Techspressionism: Digital & Beyond
Colin Goldberg, FTC’s resident freelance artist and design consultant, served as curator of an exhibition of technology-based artwork entitled Techspressionism: Digital and Beyond, which ran from April 23 to July 23 at Southampton Arts Center. Goldberg is responsible for the design of the Five Towns College mascot, Fader, as well as design consultation and online development via his art and design studio Everbeta.
In the mid-1990’s Goldberg launched some of the earliest consumer-facing websites, launching brands such as Snapple and Popular Science on the web. In parallel to his commercial work, Goldberg is an accomplished fine artist, and a recipient of grants from the Pollock-Krasner Foundation and New York State Council on the arts. His NFTs and physical works are available for viewing online at Goldberg.art.
Techspressionism is defined by Urban Dictionary as “an artistic approach in which technology is utilized as a means to express emotional experience; a 21st century artistic and social movement.”
Presenting innovative works in a broad range of styles, Southampton Arts Center’s new exhibition, TECHSPRESSIONISM – Digital & Beyond, will reflect the expressive potential of electronic media. The exhibition includes the works of more than 90 artists working with technology from more than 20 countries around the world, and includes work from the notable contemporary artist and musician DJ Spooky, among many others.

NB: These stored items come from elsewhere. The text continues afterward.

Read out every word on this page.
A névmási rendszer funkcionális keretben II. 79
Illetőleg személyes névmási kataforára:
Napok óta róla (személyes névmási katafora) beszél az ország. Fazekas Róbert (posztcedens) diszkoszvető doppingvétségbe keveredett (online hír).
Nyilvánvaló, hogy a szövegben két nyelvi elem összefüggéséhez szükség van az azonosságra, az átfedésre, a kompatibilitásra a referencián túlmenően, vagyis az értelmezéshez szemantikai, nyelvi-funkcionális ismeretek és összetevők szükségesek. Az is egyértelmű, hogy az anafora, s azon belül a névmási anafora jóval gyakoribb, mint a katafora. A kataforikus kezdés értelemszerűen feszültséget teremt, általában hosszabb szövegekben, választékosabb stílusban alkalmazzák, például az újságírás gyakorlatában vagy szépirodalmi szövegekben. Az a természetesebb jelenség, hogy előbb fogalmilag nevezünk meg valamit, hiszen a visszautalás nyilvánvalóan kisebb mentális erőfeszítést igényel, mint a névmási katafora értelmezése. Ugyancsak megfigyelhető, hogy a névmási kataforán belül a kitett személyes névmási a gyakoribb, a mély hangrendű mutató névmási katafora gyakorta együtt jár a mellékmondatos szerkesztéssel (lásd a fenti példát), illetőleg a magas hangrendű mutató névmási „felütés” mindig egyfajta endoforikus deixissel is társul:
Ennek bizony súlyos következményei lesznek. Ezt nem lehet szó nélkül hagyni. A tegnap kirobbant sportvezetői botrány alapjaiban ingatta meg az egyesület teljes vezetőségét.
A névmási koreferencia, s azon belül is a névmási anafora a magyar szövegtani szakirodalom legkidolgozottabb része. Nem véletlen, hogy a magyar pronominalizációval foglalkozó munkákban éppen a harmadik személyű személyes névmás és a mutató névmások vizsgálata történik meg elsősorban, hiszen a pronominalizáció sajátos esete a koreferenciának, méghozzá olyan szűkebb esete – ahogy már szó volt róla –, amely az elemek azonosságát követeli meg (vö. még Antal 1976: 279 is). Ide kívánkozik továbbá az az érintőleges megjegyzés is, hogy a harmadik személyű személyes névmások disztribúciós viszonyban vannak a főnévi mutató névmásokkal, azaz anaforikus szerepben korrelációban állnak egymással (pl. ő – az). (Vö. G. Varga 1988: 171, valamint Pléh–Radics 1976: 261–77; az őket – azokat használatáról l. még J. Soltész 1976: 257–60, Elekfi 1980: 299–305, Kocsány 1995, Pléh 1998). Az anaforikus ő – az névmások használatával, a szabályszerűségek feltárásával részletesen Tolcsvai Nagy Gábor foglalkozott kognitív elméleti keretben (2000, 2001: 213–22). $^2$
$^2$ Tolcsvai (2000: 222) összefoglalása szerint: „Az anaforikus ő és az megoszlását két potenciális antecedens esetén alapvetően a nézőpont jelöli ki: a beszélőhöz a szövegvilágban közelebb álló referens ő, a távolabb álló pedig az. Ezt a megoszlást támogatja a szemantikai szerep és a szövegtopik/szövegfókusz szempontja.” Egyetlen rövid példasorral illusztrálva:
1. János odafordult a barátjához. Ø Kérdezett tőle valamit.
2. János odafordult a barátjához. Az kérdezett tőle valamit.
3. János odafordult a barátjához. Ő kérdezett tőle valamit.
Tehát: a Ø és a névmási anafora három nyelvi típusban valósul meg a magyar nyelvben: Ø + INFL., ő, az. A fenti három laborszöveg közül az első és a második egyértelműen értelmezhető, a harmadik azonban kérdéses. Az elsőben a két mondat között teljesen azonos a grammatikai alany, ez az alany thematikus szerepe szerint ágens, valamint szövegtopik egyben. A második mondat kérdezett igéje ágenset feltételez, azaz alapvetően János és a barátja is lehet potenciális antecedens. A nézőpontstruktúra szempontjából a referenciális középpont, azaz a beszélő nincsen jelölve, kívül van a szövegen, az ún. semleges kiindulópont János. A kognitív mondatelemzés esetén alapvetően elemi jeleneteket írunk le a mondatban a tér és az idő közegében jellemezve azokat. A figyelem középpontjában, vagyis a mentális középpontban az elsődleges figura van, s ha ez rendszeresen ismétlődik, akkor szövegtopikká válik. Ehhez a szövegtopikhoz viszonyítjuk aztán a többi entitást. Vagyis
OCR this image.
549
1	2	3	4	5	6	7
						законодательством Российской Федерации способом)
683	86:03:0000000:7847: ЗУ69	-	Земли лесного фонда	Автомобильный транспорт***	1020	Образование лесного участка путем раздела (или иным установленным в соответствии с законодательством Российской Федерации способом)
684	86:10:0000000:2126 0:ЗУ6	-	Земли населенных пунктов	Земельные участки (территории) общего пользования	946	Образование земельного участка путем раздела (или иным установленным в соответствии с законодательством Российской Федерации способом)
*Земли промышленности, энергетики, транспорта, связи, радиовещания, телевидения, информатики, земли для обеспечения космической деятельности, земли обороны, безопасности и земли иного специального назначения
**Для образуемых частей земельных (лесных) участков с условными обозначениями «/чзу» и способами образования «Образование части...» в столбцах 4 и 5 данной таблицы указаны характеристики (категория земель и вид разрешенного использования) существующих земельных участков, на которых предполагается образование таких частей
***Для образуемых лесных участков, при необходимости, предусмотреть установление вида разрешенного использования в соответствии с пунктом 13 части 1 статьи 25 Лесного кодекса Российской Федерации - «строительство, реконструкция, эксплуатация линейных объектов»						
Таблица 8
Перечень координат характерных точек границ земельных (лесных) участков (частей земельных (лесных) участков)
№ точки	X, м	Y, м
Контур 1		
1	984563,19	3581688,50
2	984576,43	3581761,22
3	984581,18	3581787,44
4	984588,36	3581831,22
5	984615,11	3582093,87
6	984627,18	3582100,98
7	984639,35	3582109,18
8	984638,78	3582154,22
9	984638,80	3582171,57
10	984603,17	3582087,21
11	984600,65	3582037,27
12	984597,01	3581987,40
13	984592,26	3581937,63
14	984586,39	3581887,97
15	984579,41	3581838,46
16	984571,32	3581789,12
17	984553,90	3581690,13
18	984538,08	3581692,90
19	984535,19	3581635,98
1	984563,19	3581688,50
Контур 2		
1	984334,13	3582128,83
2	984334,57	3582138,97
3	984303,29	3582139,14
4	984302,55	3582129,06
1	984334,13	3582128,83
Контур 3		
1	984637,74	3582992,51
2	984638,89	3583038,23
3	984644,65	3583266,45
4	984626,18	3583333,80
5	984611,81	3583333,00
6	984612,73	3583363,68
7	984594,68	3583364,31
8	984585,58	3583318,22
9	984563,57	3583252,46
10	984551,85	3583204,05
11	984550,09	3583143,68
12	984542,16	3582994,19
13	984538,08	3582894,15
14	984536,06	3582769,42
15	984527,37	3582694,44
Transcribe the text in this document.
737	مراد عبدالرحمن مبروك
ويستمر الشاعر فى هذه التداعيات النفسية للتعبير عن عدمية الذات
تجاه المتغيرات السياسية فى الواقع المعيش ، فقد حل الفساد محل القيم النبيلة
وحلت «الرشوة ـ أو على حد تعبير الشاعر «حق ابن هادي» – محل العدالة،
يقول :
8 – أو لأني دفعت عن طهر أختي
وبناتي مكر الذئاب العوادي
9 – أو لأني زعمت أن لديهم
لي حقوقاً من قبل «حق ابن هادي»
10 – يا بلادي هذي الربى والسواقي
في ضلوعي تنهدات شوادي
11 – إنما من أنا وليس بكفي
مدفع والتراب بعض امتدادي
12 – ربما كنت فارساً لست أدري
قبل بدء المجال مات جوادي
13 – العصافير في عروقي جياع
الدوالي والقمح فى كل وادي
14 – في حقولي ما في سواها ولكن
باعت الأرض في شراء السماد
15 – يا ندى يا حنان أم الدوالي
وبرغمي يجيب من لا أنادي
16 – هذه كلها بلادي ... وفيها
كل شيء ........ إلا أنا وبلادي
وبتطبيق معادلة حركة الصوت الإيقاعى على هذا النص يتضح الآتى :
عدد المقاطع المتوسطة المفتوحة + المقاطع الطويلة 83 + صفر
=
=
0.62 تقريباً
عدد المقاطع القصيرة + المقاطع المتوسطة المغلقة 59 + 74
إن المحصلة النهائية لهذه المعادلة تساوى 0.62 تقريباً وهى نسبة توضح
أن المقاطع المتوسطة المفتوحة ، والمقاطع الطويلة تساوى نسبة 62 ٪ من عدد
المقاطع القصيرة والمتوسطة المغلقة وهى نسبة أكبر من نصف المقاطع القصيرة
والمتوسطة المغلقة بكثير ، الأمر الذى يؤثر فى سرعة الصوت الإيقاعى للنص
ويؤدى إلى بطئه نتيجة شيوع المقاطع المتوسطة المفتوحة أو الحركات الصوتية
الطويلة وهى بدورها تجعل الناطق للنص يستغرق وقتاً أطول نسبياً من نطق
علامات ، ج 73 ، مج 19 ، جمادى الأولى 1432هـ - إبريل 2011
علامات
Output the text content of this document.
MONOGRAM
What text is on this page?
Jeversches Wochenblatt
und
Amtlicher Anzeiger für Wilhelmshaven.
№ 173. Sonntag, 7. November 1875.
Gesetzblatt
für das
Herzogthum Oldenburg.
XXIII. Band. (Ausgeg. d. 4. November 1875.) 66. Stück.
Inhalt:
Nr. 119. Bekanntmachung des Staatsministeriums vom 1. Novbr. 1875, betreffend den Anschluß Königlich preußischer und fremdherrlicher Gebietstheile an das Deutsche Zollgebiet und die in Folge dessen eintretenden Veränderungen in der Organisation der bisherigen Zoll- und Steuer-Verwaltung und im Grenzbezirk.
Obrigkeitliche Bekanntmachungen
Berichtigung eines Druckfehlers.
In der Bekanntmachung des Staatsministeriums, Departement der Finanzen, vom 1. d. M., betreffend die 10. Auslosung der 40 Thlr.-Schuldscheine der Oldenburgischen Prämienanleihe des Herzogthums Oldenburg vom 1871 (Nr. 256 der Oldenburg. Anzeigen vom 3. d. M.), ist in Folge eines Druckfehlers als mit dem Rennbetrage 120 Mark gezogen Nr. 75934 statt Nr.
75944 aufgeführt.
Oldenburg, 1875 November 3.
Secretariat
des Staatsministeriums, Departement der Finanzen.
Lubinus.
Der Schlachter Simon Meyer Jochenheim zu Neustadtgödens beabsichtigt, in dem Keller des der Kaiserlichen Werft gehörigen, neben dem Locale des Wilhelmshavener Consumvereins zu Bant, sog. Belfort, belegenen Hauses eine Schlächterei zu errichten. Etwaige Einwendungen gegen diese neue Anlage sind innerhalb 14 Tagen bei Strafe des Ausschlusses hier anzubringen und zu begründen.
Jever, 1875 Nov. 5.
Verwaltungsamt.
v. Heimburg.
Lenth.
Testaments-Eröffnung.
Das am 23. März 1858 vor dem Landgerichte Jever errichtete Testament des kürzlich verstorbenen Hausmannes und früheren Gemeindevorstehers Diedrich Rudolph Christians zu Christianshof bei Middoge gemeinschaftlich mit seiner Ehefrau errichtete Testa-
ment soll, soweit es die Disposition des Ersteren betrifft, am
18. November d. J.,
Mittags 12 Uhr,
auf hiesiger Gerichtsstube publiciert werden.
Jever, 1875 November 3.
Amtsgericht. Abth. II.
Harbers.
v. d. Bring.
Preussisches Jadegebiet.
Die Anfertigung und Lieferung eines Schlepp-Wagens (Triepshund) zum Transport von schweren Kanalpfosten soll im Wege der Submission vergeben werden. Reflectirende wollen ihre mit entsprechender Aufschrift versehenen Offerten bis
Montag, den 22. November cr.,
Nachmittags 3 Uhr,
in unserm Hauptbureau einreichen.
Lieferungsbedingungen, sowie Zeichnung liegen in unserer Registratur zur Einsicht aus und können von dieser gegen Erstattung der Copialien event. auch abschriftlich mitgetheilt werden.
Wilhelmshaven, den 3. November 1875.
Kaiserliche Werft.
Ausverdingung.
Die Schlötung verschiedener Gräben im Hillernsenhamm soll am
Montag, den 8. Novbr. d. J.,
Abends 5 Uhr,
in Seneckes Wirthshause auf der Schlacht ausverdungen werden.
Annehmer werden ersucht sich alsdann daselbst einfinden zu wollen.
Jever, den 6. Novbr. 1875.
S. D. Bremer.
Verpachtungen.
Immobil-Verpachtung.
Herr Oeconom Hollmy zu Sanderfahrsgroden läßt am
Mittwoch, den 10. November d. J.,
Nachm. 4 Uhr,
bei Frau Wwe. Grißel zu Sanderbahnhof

“I believe that the computer, and technology in general, are not separate from humankind, but are a natural extension of us,” Goldberg explains. “Technology is a continuum which is as old as humanity, not a novelty or fad, and the computer is just one of a long string of tools which have enabled human expression, including the typewriter, the camera, the printing press, the pen, the pencil, and paint. Critic Helen Harrison’s suggestion to redefine techspressionism as an ‘approach’ rather than a ‘style’ has been critical in its development as a movement. This transformed techspressionism from a technological aesthetic into a philosophical methodology that artists around the world have been able to identify with.”
Techspressionism’s senior advisor Helen Harrison, who also serves as the director of the Pollock-Krasner House and Study Center, shares: “The search for effective means of visualizing subjective, intangible content goes back to the early 20th century expressionists. Jackson Pollock and his generation took it to new levels of abstraction. The techspressionists in this exhibition are carrying it forward, using innovative tools and techniques to communicate their personal visions.” The exhibition includes the works of more than 90 artists working with technology from more than 20 countries around the world including Afghanistan, Australia, Belgium, Brazil, Canada, Canary Islands, Czech Republic, France, Germany, Hong Kong, India, Iran, Italy, Netherlands, Peru, Puerto Rico, Russia, Taiwan, Turkey, Uganda, Ukraine and the United States.
Colin Goldberg with the “Global Grid”, comprised of artworks from 14 different countries, including Afghanistan, Brazil, Russia, India, France, the UK, Netherlands, Canary Islands, Germany, Iran, Puerto Rico, Czech Republic, Ukraine, and Italy. The images were sent as high-resolution files and fabricated in the USA as 24×24 prints on aluminum, signed digitally by the artists on labels on the back of each piece.